Sizzling vegetable prices in India that have kept inflation high are beginning to cool, helping price growth return toward the central bank’s target band and allowing policy makers to keep interest rates lower for longer.
The wholesale price for staples such as onions was 29 rupees (39 cents) a kilogram in New Delhi on Tuesday, down 29% from Nov. 1, while the price of tomatoes fell about 11%, according to the department of consumer affairs. Potatoes dropped 1.7% to 29.5 rupees during the same period, it said.
With fresh crops arriving at wholesale markets, including in New Delhi’s Azadpur Mandi, one of Asia’s biggest fruit and vegetable markets, the prices are expected to decline further in coming days, according to Rajinder Sharma, a trader whose family has been trading in potatoes and onions for more than a century.
While data later Thursday is expected to show retail inflation was still sticky at 7.3% in October, economists see declining food prices -- which account for 54% of the consumer price basket -- helping ease price gains from November onward.
“The slowdown in food price gains is likely to become more evident starting in December on account of a high year-earlier base and an expected record harvest of the summer crop,” said Bloomberg Economics’ Abhishek Gupta.

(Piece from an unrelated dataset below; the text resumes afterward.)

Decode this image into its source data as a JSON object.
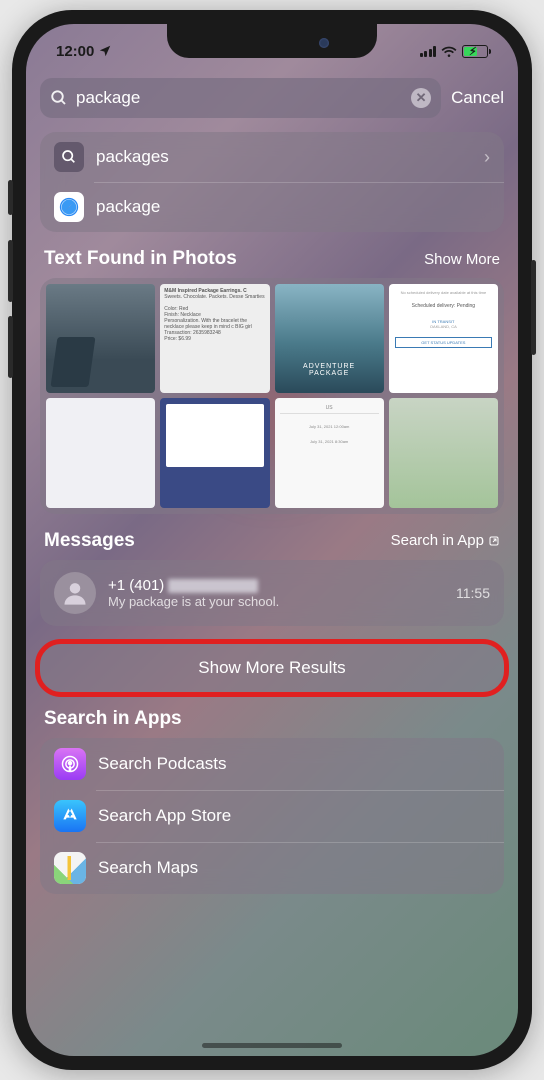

The easing prices may not be enough yet to nudge the central bank’s Monetary Policy Committee to resume interest-rate cuts to support an economy headed for its deepest annual contraction this financial year. But it is just what’s needed to move the inflation trajectory toward the Reserve Bank of India’s 2%-6% target band.
The central bank, which is scheduled to announce its next rate decision on Dec. 4, is forecasting inflation to ease to 5.4% in the current quarter, and slow to 4.5% in the three months to March. Economists expect policy makers to continue with their lower rates-for-longer stance adopted at their last meeting in October.
“We expect another pause from the RBI” next month, said Teresa John, an economist at Nirmal Bang Equities Pvt. in Mumbai. “The recent uptick in high frequency indicators and an improved GDP reading in the fiscal second-quarter will provide some comfort to the RBI.”